The very next day, I found office space for no rent: The pink house in Gentilly. I am today waiting on contractors to come renovate the place as the offices of Walter Masson, Esq., criminal defense counsel.

I already have two clients: the late Frank Masson, whose case I am taking pro bono, and Philip Malreaux, who has the wherewithal to pay me handsomely.

That’s part of the deal I struck with Malreaux.

As for all that money in the chifforobe, I am keeping it, in a kind of solidarity with my big brother.

And hell walked in

by Jeri Cain Rossi

Bywater

The rain will never stop.

And her landlord would never fix the air conditioner, she thought, while she sat naked at the kitchen table fanning herself, sweating and stinking. As the bath water faucet dripped, she took two ice trays from the refrigerator and emptied them in. She stepped into the claw-foot tub filled with bath water and ice cocktail, lay back, and submerged, eyes open. Through the ripples, she looked up at her drowning reflection in the full-length mirror on the ceiling. Her long black tresses floated around her lily white flesh like the passion of Ophelia.

Her long black tresses floated around her lily white flesh like the passion of Ophelia. Her ex was bartending at the Sugar Park, a dive bar at Dauphine and France Streets in the Bywater, what was left of it. She went in to use the ATM and there he was, not looking so good — not that anybody was looking good since the storm of two-thousand-ought-five. Curious, she sat down for a nightcap. He walked over to her stool like it was the last few steps to the electric chair. He politely asked what she wanted and she politely told him red wine. Like he didn’t know, the coward. That was their drink. She had an urge to lunge over the bar and rake his face for treating her like a stranger, like their time together didn’t matter.

“Why, thank you so much,” she said, sugary sweet when he returned with the beverage. At least she could savor the pleasure of having him serve her.

His new girl, an emaciated brunette, walked out of the kitchen like a coiffed skeleton in a red halter dress. Her scapulae jutted and the vertebrae stretched like a mountain ridge down her back. They must be doing coke, she noted. The brunette had those deer-caught-in-the-headlights eyes.

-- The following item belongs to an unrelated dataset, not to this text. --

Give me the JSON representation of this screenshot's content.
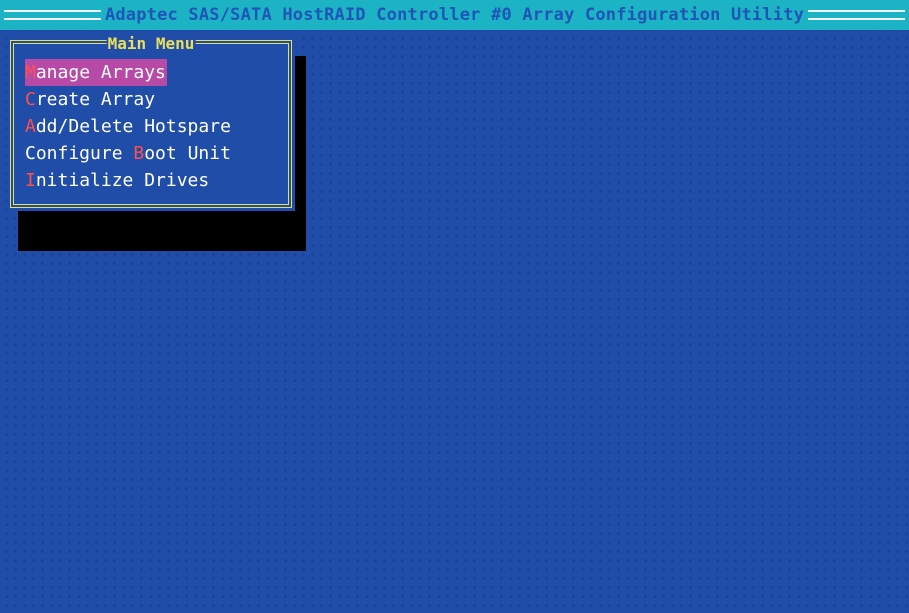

They were more bugged-out than usual. Yeah, coke or crystal meth, and lots of it. The brunette sat at the other end of the bar near the TV. She had no jealousy for this girl, this brunette girl, she told herself. She started to chew her fingernails, then caught herself.

Thinking back on it, there was nothing heroic about their affair, her and her ex. It was cowardice on both accounts. He was a charming heartbreaker trying to extricate himself from another fling that had run its course and she was the willing vehicle of his getaway. Just to be a bitch. The luxury of it. There’s something alluring about being on the arm of a good-looking heartbreaker, like having something in your pocket everybody wants. And they indeed made quite an enviable ruckus, staggering around the Quarter arm-in-arm, howling merrily — beautiful, barefoot, and besotted. However, his attention began to waver toward the end of the summer. In fact, the night before the storm he made his move for the brunette.

That was months ago, and her insides were still charred like so many buildings in the neighborhood. There’s nothing like knowing where you really stand when your man goes off with another girl during a cat-five hurricane, leaving you to die. She took a long gulp of Vendage and shuddered at its horribleness.

Maybe she read it somewhere in a book at the Isle of Salvation Botanica, maybe she imagined it, but this is what she figured: She’d fuck a hundred men. Each man would be a pin stuck deep into her ex’s cheating voodoo-doll heart. Each seduction would be a ritual to cleanse herself of his brutal rebuff. Then she wouldn’t want him anymore. Furthermore, she imagined her indifference would revive his interest, because that’s how it is with heartbreakers. He would be cursed to want her forevermore. And all evidence of the hurricane would go away as if it didn’t happen. The shotgun houses would rebuild the way they were before. The people would come back. The music would play. Paradise would return.